A new study, published in European Urology, shows that a 30% decline in a patient’s numbers of circulating tumour cells, known as CTCs, could signify that the patient is benefitting from treatment.
Scientists at The Institute of Cancer Research, London, and The Royal Marsden NHS Foundation Trust, with international collaborators, analysed blood samples from 486 men with advanced prostate cancer before treatment and then afterwards at four-week intervals.
Patient samples were analysed from two different trials where a baseline CTC count as well as monthly follow-up counts were available.
One of the trials, COU-AA-301, was a phase III trial in which patients with advanced prostate cancer who already received chemotherapy were given abiraterone and prednisone or placebo and prednisone.

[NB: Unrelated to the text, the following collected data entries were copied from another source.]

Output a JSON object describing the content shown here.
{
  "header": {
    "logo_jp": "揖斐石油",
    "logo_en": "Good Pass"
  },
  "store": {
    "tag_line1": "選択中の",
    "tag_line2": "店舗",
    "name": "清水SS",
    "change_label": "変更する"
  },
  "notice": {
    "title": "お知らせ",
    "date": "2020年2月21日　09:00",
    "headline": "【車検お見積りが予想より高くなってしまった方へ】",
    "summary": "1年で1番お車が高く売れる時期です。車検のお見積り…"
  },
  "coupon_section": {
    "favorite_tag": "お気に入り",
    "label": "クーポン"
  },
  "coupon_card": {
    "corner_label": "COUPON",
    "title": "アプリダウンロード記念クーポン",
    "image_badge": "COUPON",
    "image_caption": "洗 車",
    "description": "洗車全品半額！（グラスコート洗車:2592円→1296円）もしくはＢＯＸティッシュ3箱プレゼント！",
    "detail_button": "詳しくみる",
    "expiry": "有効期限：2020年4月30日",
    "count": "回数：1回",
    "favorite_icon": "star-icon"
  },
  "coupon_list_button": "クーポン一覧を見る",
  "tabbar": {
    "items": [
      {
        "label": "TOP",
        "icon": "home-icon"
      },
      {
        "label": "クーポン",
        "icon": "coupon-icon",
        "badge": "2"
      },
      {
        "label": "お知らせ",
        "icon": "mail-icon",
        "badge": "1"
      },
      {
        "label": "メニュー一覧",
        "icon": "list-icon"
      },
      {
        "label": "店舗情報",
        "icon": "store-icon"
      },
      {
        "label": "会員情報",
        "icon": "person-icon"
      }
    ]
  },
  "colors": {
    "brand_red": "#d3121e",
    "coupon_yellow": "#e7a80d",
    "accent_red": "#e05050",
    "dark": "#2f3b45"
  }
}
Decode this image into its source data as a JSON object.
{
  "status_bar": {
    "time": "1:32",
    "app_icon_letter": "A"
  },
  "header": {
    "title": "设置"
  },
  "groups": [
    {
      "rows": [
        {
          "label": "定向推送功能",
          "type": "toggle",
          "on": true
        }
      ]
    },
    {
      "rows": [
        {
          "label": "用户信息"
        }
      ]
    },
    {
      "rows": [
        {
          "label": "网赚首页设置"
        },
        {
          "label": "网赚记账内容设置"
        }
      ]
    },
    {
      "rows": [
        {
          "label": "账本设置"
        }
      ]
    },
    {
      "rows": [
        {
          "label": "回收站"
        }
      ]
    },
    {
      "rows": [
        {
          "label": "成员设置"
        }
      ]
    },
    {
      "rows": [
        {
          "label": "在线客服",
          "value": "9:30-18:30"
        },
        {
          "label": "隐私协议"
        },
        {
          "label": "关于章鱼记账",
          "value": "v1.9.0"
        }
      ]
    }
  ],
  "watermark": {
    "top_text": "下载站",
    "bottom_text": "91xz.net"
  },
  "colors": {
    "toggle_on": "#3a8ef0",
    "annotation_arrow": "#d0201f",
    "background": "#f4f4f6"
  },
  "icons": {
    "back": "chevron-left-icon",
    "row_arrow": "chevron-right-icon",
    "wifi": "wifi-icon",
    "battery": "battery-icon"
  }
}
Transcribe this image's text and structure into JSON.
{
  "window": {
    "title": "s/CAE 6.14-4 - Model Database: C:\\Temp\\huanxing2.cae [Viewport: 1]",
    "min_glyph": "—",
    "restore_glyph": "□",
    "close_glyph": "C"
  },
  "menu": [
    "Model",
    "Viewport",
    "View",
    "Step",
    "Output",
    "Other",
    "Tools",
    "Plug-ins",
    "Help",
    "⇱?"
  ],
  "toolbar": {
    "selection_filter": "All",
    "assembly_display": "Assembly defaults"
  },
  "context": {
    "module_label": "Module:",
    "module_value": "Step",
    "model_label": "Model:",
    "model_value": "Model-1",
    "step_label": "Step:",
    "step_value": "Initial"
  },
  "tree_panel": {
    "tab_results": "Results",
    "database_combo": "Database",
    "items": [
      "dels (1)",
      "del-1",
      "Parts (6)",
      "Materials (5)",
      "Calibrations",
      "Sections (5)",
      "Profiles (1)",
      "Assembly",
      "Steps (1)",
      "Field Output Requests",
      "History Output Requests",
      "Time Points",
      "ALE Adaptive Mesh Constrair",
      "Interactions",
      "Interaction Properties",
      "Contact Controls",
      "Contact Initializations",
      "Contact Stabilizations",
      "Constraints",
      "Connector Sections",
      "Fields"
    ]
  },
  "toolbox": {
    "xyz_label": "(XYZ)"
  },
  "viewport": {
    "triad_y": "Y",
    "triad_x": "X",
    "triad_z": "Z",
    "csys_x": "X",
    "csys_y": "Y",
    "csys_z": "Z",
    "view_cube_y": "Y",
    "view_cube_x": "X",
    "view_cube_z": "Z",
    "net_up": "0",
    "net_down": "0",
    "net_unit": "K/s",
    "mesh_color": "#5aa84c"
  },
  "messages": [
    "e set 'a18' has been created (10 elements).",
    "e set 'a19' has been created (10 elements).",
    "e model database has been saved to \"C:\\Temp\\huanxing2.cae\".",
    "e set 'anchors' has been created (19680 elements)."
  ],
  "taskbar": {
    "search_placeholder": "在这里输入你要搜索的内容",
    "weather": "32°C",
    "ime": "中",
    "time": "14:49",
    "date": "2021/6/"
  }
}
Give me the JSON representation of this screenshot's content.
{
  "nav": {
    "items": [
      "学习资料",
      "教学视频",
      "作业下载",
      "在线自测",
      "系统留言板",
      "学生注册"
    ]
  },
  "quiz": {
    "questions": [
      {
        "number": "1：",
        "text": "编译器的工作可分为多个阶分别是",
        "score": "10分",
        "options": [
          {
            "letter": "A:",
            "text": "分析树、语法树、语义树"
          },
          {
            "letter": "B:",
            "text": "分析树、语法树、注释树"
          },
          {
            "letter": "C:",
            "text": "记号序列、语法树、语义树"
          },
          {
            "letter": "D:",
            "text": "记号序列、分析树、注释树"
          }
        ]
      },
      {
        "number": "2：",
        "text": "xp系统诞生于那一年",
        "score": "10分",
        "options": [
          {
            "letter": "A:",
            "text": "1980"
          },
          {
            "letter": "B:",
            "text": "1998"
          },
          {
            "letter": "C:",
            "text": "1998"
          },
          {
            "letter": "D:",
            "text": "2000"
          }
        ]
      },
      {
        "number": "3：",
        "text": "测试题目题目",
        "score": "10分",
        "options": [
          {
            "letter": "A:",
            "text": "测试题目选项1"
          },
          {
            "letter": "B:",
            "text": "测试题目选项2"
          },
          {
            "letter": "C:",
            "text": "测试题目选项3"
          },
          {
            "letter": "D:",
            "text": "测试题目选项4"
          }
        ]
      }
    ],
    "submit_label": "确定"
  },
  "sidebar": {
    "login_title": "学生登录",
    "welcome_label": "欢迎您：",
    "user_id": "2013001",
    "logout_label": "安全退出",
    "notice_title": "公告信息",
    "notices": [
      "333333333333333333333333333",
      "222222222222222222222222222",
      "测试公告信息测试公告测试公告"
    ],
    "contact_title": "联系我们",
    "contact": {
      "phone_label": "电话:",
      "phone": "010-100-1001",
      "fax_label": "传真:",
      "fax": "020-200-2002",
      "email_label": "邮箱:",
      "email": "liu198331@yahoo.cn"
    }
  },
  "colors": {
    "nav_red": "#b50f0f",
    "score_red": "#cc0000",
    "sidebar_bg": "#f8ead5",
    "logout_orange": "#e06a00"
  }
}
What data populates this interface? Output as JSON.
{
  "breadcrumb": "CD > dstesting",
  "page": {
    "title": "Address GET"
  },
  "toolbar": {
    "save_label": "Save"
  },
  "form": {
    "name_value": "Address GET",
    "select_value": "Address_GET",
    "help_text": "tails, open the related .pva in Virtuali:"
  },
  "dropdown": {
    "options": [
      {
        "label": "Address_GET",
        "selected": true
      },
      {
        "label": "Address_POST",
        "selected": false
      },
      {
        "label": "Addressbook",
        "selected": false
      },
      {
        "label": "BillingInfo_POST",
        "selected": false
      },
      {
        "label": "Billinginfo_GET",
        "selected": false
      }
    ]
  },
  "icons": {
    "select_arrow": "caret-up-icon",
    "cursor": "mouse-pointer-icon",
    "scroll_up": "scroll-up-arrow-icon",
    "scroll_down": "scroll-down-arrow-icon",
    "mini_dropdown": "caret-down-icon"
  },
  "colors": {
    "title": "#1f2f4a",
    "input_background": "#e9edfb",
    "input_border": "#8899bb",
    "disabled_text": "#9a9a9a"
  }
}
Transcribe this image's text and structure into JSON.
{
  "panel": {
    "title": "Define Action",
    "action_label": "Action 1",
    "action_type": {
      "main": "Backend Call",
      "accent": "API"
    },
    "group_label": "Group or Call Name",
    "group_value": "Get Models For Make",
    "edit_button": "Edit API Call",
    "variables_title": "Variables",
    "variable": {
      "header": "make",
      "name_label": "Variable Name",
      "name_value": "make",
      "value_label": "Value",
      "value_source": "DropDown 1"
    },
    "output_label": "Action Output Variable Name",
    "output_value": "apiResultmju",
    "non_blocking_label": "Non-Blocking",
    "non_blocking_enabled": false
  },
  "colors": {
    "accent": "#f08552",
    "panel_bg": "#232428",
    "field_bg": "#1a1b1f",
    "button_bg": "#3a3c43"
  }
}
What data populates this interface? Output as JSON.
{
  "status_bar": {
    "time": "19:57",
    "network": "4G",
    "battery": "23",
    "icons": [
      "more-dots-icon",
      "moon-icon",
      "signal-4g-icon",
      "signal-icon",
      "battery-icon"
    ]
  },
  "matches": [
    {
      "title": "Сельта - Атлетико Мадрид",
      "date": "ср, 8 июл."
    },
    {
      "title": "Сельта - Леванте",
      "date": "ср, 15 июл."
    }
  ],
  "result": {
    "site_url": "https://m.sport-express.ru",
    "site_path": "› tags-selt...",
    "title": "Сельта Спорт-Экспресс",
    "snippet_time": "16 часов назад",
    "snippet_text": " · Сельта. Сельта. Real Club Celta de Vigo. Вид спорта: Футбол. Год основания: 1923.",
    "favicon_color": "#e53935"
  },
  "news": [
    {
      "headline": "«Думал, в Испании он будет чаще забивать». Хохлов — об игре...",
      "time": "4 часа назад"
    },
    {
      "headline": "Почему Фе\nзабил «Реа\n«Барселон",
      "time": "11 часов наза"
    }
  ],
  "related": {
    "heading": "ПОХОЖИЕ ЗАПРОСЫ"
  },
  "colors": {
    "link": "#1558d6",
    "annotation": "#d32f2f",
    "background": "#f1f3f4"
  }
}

The other trial, IMMC-38, was a prospective trial in which patients with prostate cancer that had spread — or metastasised — received chemotherapy.
In both trials, patients with a 30% decline in CTCs survived significantly longer than those with stable or increased numbers, whether at four weeks (14.4 vs 7.9 months), eight weeks (15.4 vs 7.9 months) or 12 weeks (16.1 vs 9.7 months).
Importantly, a drop in the number of CTCs was a useful indicator of prolonged survival whether the treatment used was abiraterone, steroids or chemotherapy.
Previous work had suggested that a low number of CTCs indicated a better prognosis.
But this is the first study to prospectively test whether a percentage decline in CTC number can distinguish between patients benefiting from treatment and those who may need to switch treatments.
If these results are confirmed in future trials then a 30% decline in CTCs could be used to make these decision earlier — helping patients start better treatments faster and discontinue drugs that aren’t working sooner.
The study was led by researchers at the ICR and The Royal Marsden with charity support from Prostate Cancer UK and Movember for the London Movember Prostate Cancer Centre of Excellence, through an Experimental Cancer Medical Centre from Cancer Research UK and from the Department of Health.
Professor Johann de Bono, Regius Professor of Cancer Research at the ICR, and Consultant Oncologist at The Royal Marsden, who led the study, said: “For too long patients suffering from advanced prostate cancer and their clinicians have had to face a frustrating wait to find out whether a new a new cancer treatment was working.
“This study raises the prospect that a patient could simply have a blood test within as little as four to six weeks after starting a new treatment to indicate whether they should continue or switch to another option.”